兩人停下。三息之後,那道影子沒有動。
燈籠晃回原位,光暈收了回去,牆角的陰影重新合攏。
翻過柴房後牆那三塊鬆動的磚時,紫鳶的腳踩到一塊碎石,碎石順著坡度滾下去,磕在牆根的石板上,發出一聲清脆的聲響,在寂靜的夜中格外清晰。
兩人同時停下。廊下的腳步聲停了。
腳步聲繼續往前走了,沒有轉向他們所在的圍牆。
他們穿過竹林時,腳底的竹葉在快速移動中發出連綿不斷的細碎聲響。
穿過竹林的盡頭,最後那道宮牆前的空地被月光照得通亮,沒有遮蔽。
紫鳶沒有停頓,藉著外骨骼的助力幾步便翻上了牆頭,蹲身往下一看,城牆外的陰影已經探到牆根。
陳九斤跟在她身後,外骨骼的關節發出輕微的響動。
就在他踏上牆頭的那一刻,東宮方向傳來一聲喊——有刺客!
那喊聲從廊下炸開,緊接著是第二聲、第三聲、第四聲——像一顆石子投入靜水後不斷擴大的同心圓,每一道波紋都在喊:
有人!快追!
火把從東宮院內亮起,一叢接一叢,像一條正在甦醒的火蛇。
紫鳶沒有回頭,陳九斤也沒有,兩人從牆頭翻落,落在牆外的乾溝裡,落地時膝蓋微曲緩衝,沒有發出太大的聲響。
身後的喊聲越來越近,火把的光已經漫過了牆頭,照亮了牆外那片竹林的邊緣——恰好照亮他們剛才站過的位置。

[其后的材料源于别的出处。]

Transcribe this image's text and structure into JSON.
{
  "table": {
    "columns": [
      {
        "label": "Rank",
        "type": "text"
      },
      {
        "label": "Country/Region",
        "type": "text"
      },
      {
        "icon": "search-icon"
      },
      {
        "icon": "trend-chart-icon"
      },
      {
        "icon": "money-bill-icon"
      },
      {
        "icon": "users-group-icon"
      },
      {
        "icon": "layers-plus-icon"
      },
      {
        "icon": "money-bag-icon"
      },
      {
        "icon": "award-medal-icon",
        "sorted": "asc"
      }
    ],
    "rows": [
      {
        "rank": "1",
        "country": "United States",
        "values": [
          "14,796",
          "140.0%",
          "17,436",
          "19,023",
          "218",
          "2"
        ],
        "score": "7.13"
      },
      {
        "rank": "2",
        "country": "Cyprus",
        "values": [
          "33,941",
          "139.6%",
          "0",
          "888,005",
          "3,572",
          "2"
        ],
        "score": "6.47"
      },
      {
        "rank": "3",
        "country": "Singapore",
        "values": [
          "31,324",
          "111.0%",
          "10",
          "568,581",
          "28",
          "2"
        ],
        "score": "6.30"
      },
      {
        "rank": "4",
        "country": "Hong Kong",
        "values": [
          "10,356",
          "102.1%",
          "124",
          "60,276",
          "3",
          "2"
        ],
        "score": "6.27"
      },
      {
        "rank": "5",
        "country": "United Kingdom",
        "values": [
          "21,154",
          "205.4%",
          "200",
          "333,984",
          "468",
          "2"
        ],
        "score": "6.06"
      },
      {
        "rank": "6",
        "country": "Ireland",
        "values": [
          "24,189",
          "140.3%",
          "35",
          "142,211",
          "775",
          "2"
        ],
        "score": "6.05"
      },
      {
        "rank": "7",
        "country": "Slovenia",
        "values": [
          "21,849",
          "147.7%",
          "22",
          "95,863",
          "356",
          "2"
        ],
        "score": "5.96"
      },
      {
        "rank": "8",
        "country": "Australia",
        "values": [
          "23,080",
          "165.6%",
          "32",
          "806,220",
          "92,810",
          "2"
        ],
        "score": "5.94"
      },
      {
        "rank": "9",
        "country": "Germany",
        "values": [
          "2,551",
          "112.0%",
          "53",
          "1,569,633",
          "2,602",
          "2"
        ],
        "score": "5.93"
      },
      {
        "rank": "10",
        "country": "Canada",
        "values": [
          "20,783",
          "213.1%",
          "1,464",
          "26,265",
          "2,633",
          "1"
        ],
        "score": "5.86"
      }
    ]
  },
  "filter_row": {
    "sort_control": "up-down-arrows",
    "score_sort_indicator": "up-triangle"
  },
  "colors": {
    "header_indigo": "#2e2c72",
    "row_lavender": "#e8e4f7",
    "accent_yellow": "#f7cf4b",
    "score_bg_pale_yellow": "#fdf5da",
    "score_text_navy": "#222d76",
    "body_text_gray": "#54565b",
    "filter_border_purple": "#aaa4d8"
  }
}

沿著水渠一路狂奔。水渠的坡度比來時更陡,腳下的碎石在快速奔跑中不斷滑動,每一腳踩下去都像踩在一層不完整的冰面上。
紫鳶在前,陳九斤抱著孩子跟在後面,兩人之間始終隔著能聽見彼此呼吸的距離。
城牆那道排水口的鐵柵欄已經被紫鳶掰斷了——兩根鐵條歪向兩側,形成一個剛好夠一人透過的缺口。
紫鳶先鑽過去,半蹲在牆外確認沒有伏兵,然後側身讓開,陳九斤抱著孩子側身鑽過排水口時,肩甲擦過鐵條邊緣,發出極輕的一聲刮擦。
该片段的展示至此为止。